The movies took to that face early. After graduating from Palisades High in ’63, he appeared in a string of Frankie and Annette movies such as Beach Blanket Bingo and How to Stuff a Wild Bikini. Nader also played the half-breed brother in the 1968 movie Blue. Friends encouraged him to study at London’s Royal Academy of Dramatic Art, but Nader never made it past New York, where he peeled onions at Maxwell’s Plum before working his way up to a waiter’s job. He attended acting classes by day and the evening hours eventually “got eaten up by New York living. I’d carry on like a crazy rogue.” Tough-talking and tough-looking, Nader spent much of his spare time as a street fighter, which vented a long-percolating rage. “If I saw something I didn’t like—some guy beating up on somebody—I’d say ‘What the hell do you think you’re doing?’ For whatever reasons in my own personal makeup, I would step in. And I would have to say I was good at it.” He worked as a model and partied with a circle of boozy bohemians who enhanced their highs with marijuana and psychedelics. “I was as heavily involved as anyone with whatever was going down,” he says, but after seeing some friends destroyed by drugs, Nader quit indulging. “I just decided enough was enough.”

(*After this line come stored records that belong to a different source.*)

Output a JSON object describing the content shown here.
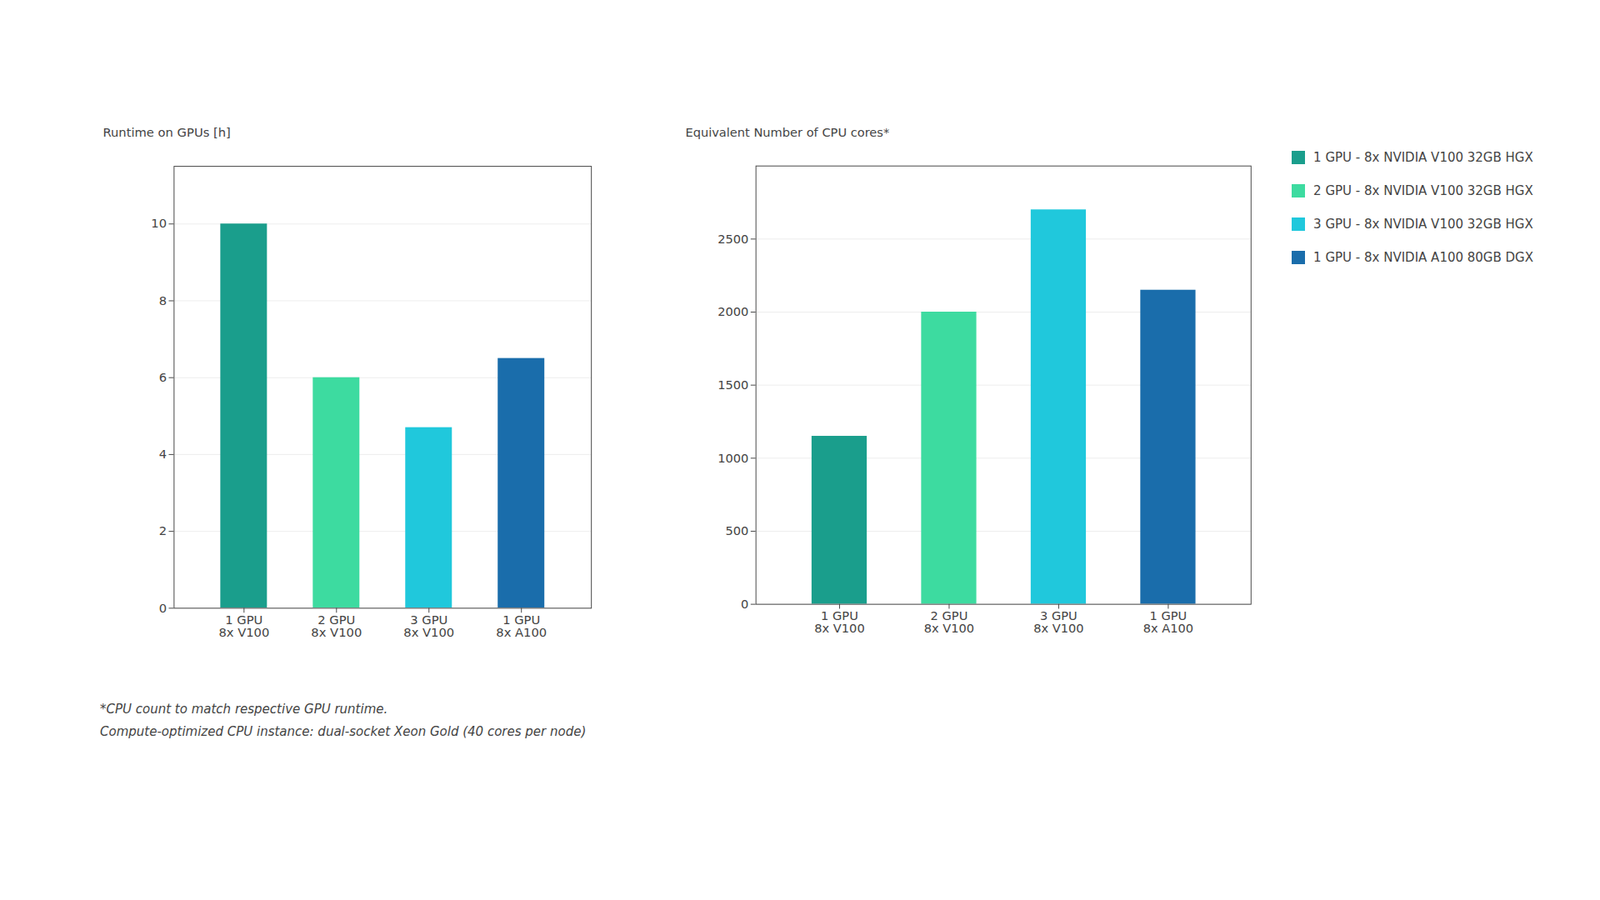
{
  "chart_data": [
    {
      "type": "bar",
      "categories": [
        "1 GPU\n8x V100",
        "2 GPU\n8x V100",
        "3 GPU\n8x V100",
        "1 GPU\n8x A100"
      ],
      "values": [
        10.0,
        6.0,
        4.7,
        6.5
      ],
      "colors": [
        "#1a9e8c",
        "#3ddba0",
        "#20c8dc",
        "#1a6dab"
      ],
      "ylabel": "Runtime on GPUs [h]",
      "ylim": [
        0,
        11.5
      ],
      "yticks": [
        0,
        2,
        4,
        6,
        8,
        10
      ],
      "grid": true
    },
    {
      "type": "bar",
      "categories": [
        "1 GPU\n8x V100",
        "2 GPU\n8x V100",
        "3 GPU\n8x V100",
        "1 GPU\n8x A100"
      ],
      "values": [
        1150,
        2000,
        2700,
        2150
      ],
      "colors": [
        "#1a9e8c",
        "#3ddba0",
        "#20c8dc",
        "#1a6dab"
      ],
      "ylabel": "Equivalent Number of CPU cores*",
      "ylim": [
        0,
        3000
      ],
      "yticks": [
        0,
        500,
        1000,
        1500,
        2000,
        2500
      ],
      "grid": true,
      "legend": "right",
      "legend_labels": [
        "1 GPU - 8x NVIDIA V100 32GB HGX",
        "2 GPU - 8x NVIDIA V100 32GB HGX",
        "3 GPU - 8x NVIDIA V100 32GB HGX",
        "1 GPU - 8x NVIDIA A100 80GB DGX"
      ],
      "annotations": [
        "*CPU count to match respective GPU runtime.",
        "Compute-optimized CPU instance: dual-socket Xeon Gold (40 cores per node)"
      ]
    }
  ]
}
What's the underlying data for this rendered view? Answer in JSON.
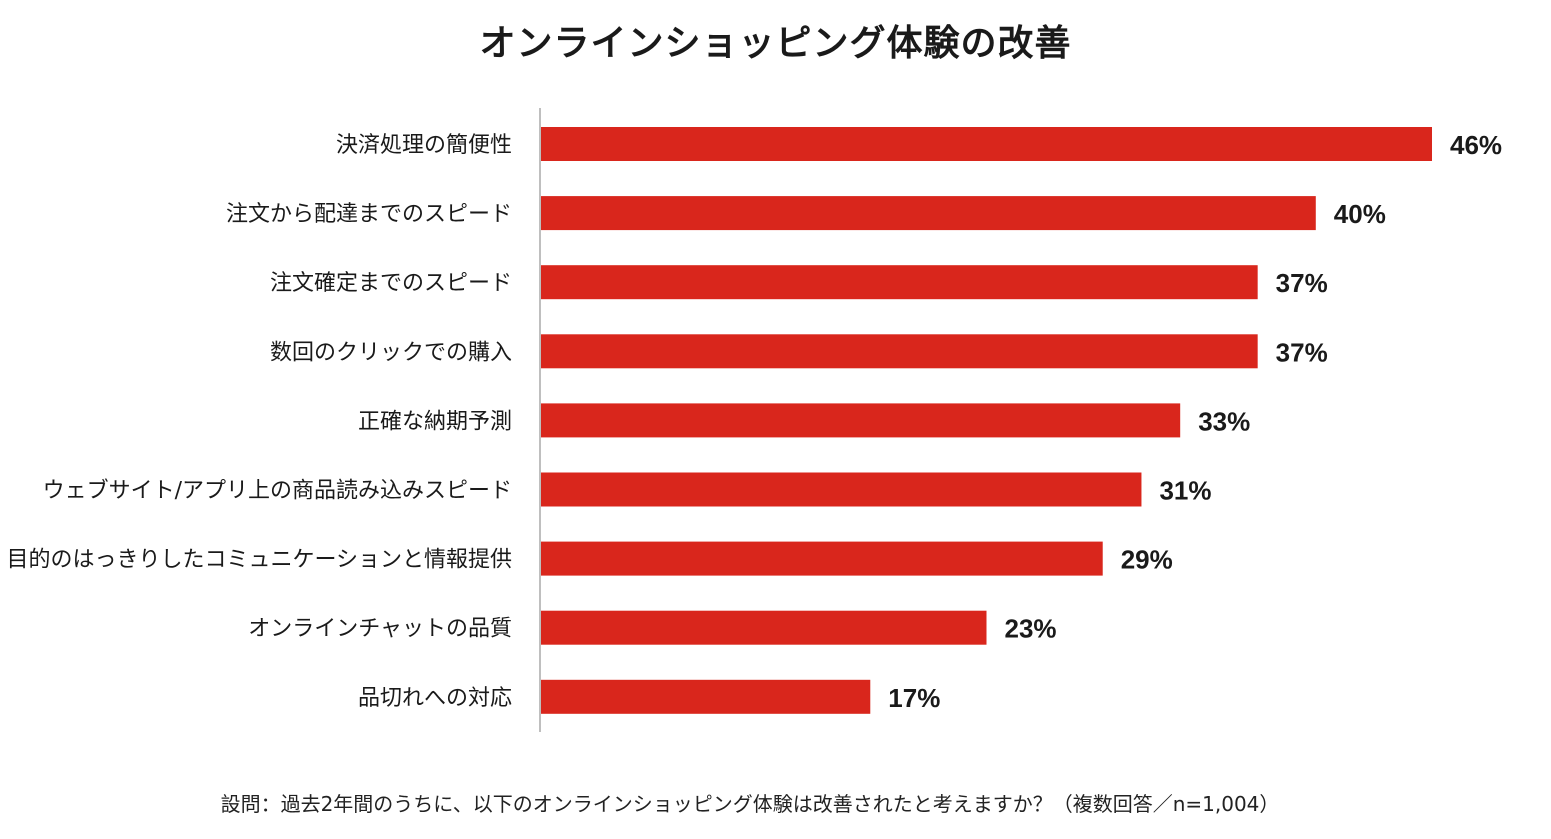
{
  "chart_data": {
    "type": "bar",
    "orientation": "horizontal",
    "title": "オンラインショッピング体験の改善",
    "categories": [
      "決済処理の簡便性",
      "注文から配達までのスピード",
      "注文確定までのスピード",
      "数回のクリックでの購入",
      "正確な納期予測",
      "ウェブサイト/アプリ上の商品読み込みスピード",
      "目的のはっきりしたコミュニケーションと情報提供",
      "オンラインチャットの品質",
      "品切れへの対応"
    ],
    "values": [
      46,
      40,
      37,
      37,
      33,
      31,
      29,
      23,
      17
    ],
    "labels": [
      "46%",
      "40%",
      "37%",
      "37%",
      "33%",
      "31%",
      "29%",
      "23%",
      "17%"
    ],
    "unit": "%",
    "xlim": [
      0,
      46
    ],
    "grid": false,
    "bar_color": "#d9261c",
    "axis_color": "#bfbfbf"
  },
  "footnote": "設問：過去2年間のうちに、以下のオンラインショッピング体験は改善されたと考えますか？（複数回答／n=1,004）"
}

In the mid-’70s Nader played a three-year run as suave, millionaire-with-a-mind Kevin Thompson in As the World Turns. But his career crashed soon after, when, he says, “my personal life became confused. I fell apart.” A 10-year relationship with actress Ellen Barber ended, and with it went Nader’s stability. “New York caught up with me and I just blew out.” He holed up in Hawaii for more than two years before returning to the star-making wars in Hollywood in 1980. The prodigal’s return was ill-timed. An actors’ strike sent him back to the kitchen—he spent a year pushing pizza pies in L.A. His break came with Bare Essence, a short-lived series that gave his career new life. But he almost missed his encounter with Joan Collins. He was up for roles in St. Elsewhere and Bay City Blues and under an option for Airwolf when his Dynasty audition came.
His personal life has taken a turn for the better, too. At a party in 1982, he met production assistant Robin Weiss, now 32. She and Michael were married last June, and one month later Robin gave birth to their daughter, Lindsay Michelle. “The marriage is a bond that changed everything,” says Robin. “We’re a family now. It brought us closer together.” They own a three-bedroom house in the Hollywood Hills.
Since joining Dynasty, says Nader, “I’m getting recognition for the first time, and I like the recognition I’m getting.” At least, most of it. At his wedding, a swarm of paparazzi descended as Michael and Robin emerged from the brief ceremony in the Church of Religious Science. Nader felt an old fury rising. The cameramen “came out of the trees,” Nader says. “It got into a very testy thing.” The old Nader would have fought his way through the mob. The new Nader chose instead to slip out the back way, through the rose garden. Such is the perfumed price of fame. As he jokes with a disdain worthy of Dex, “I’m always ready at any point to go back to serving pizzas.”